“It does, Edith. I can see, as well as feel, that you are right. But, the offer of a present good is a strong temptation. I speak freely.”
“And I thank you for doing so. Oh! never conceal from me your inmost thoughts. You say that you can see as well as feel that I am right?”
“Yes; I freely acknowledge that.”
“Your reason approves what I have said?”
“Fully.”
“This tells you that it will be better for you in the end to accept of four hundred dollars from Mr. Melleville, than to remain with Mr. Jasper at six hundred and fifty?”
“It does, Edith.”
“Then, my husband, let the reason which God has given to you as a guide, direct you now in the right way. Do not act under influence from me—for then the act will not be freely your own—but, as a truly rational, and, therefore, a wise man, choose now the way in which an enlightened reason tells you that you ought to walk.”
“I have chosen, Edith,” was the young man’s low, but firm reply.
“How?” The wife spoke with a sudden, trembling eagerness, and held her breath for an answer.
“I will leave my present place, and return to Mr. Melleville.”
“God be thanked!” came sobbing from the lips of Edith, as she threw herself in unrestrained joy upon the bosom of her husband.
CHAPTER VIII.
“I don’t just understand this,” said Jasper to himself, after the interview with his clerk described in another chapter. “I thought him perfectly satisfied. He didn’t say he was offered a higher salary. Ah! guess I’ve got it now. It’s only a bit of a ruse on his part to get me to increase his wages. I didn’t think of this before. Well, it has succeeded; and, in truth, he’s worth all I’ve offered him. Shrewd, quick, and sharp; he’s a young man just to my mind. Should he grow restless again, I must tempt him with the idea of a partnership at some future period. If business goes on increasing, I shall want some one with me whom I can trust and depend on more fully than on a clerk.”
Thus, in the mind of Jasper, all was settled; and he was fully prepared, on the next morning, when he met Edward to hear from him that he would remain in his service. A different decision took him altogether by surprise.
“Where are you going?” he asked. Edward hesitated a moment ere replying.

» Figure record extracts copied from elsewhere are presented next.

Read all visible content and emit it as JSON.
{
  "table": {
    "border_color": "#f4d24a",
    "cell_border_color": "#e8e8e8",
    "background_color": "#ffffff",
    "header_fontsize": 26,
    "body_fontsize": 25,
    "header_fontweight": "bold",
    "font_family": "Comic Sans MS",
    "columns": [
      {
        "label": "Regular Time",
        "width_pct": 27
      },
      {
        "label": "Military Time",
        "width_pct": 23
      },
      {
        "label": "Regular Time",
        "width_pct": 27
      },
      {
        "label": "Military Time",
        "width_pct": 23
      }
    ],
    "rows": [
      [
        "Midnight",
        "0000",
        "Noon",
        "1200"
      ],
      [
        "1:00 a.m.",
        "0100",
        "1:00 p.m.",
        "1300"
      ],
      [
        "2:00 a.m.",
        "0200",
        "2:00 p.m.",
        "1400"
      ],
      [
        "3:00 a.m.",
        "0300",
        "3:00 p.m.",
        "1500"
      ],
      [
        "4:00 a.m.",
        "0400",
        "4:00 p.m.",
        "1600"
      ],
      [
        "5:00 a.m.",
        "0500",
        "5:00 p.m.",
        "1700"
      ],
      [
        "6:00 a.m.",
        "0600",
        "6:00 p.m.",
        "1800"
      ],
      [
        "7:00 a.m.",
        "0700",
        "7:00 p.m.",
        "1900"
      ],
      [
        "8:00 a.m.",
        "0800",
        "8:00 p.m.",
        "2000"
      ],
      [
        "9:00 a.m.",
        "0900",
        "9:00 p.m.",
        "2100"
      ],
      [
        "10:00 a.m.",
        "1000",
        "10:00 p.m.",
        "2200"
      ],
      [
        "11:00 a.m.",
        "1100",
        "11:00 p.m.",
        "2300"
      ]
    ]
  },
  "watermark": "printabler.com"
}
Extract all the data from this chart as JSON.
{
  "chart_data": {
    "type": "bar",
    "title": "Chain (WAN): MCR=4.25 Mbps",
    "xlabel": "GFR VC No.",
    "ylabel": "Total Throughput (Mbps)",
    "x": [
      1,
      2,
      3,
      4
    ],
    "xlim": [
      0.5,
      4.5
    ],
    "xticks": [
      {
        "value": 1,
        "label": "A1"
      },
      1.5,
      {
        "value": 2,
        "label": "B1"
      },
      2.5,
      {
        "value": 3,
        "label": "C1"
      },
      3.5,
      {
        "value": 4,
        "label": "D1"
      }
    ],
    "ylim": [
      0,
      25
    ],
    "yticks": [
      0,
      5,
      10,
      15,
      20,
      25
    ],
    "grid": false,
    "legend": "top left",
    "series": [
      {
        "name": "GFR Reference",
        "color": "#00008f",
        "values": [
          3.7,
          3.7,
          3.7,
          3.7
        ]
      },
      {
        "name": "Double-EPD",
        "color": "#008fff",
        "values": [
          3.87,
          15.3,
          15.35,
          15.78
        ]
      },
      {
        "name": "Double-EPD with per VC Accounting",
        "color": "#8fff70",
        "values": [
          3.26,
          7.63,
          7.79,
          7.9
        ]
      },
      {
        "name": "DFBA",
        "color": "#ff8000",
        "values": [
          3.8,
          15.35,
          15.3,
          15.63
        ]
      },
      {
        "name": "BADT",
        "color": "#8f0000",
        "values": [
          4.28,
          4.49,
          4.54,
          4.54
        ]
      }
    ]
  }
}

“Back to Mr. Melleville’s.”
“To Melleville’s! Will he give you more salary than I have agreed to pay?”
“No,” was the answer; “but I have reasons for wishing to accept the place he offers me.”
“Well, just as you please,” said Jasper, coldly. “Every one must suit himself.”
And, with the air of a person offended, he turned himself from the young man. Soon after he went out, and did not come back for two or three hours. When he re-entered the store there was an angry flash in his eyes, which rested somewhat sternly upon Claire.